MXPA99007374A - Method and apparatus for continuous reduction of microbial activity flow in a liquid product using carbon dioxide presuriz - Google Patents

Abstract

A continuous method using a pressurized flow of liquefied carbon dioxide to reduce microbial and / or enzymatic activity in a liquid product is described. A flow of liquefied carbon dioxide is combined with a pressurized flow of the liquid product. The pressure and temperature in the flow regions are maintained at a level which is sufficient to maintain the carbon dioxide in a continuous liquid state, but which does not freeze the liquid product. The pressurized mixture of carbon dioxide and liquid product flows through a reaction zone for a time sufficient to reduce harmful microorganisms and / or inactivate undesirable enzymes and then enters a plurality of expansion stages wherein the pressure of the The mixture is sufficiently reduced to evaporate the carbon dioxide by separation of the liquid product.
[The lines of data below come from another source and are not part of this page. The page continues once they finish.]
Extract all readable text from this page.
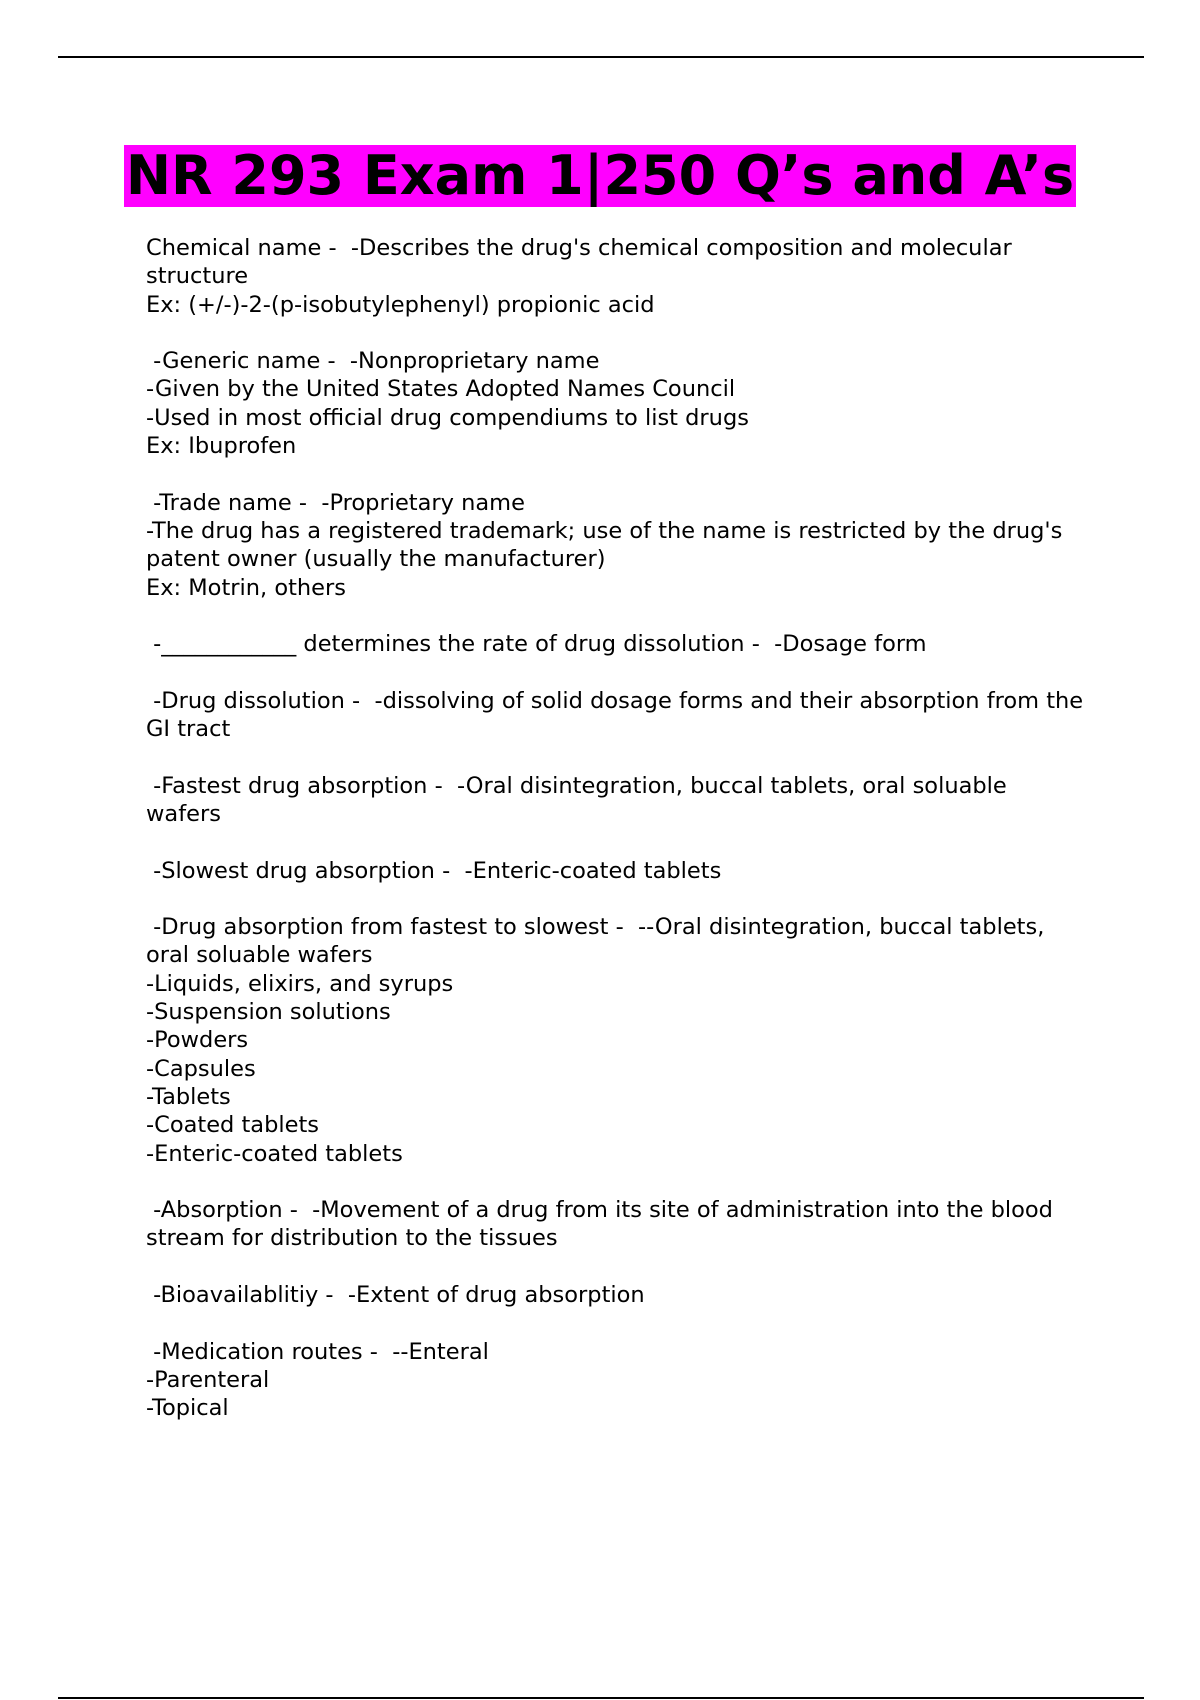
NR 293 Exam 1|250 Q’s and A’s
Chemical name -  -Describes the drug's chemical composition and molecular structure
Ex: (+/-)-2-(p-isobutylephenyl) propionic acid
-Generic name -  -Nonproprietary name
-Given by the United States Adopted Names Council
-Used in most official drug compendiums to list drugs
Ex: Ibuprofen
-Trade name -  -Proprietary name
-The drug has a registered trademark; use of the name is restricted by the drug's patent owner (usually the manufacturer)
Ex: Motrin, others
-____________ determines the rate of drug dissolution -  -Dosage form
-Drug dissolution -  -dissolving of solid dosage forms and their absorption from the GI tract
-Fastest drug absorption -  -Oral disintegration, buccal tablets, oral soluable wafers
-Slowest drug absorption -  -Enteric-coated tablets
-Drug absorption from fastest to slowest -  --Oral disintegration, buccal tablets, oral soluable wafers
-Liquids, elixirs, and syrups
-Suspension solutions
-Powders
-Capsules
-Tablets
-Coated tablets
-Enteric-coated tablets
-Absorption -  -Movement of a drug from its site of administration into the blood stream for distribution to the tissues
-Bioavailablitiy -  -Extent of drug absorption
-Medication routes -  --Enteral
-Parenteral
-Topical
Heat is applied in at least some of the expansion stages to prevent a cooling of the mixture flow to the freezing point of the liquid product. Heat can be applied to control the temperature of the liquid product such that it does not exceed a temperature at which harmful effects are experienced.

Description

METHOD AND APPARATUS FOR CONTINUOUS FLOW REDUCTION MICROBIAL ACTIVITY IN A LIQUID PRODUCT USING PRESURED CARBON DIOXIDE FIELD OF THE INVENTION This invention relates to a method and apparatus for processing liquids to reduce microbial and / or enzymatic activity in those and, more particularly, to the use of pressurized carbon dioxide to achieve reductions in microbial and / or enzymatic activity. .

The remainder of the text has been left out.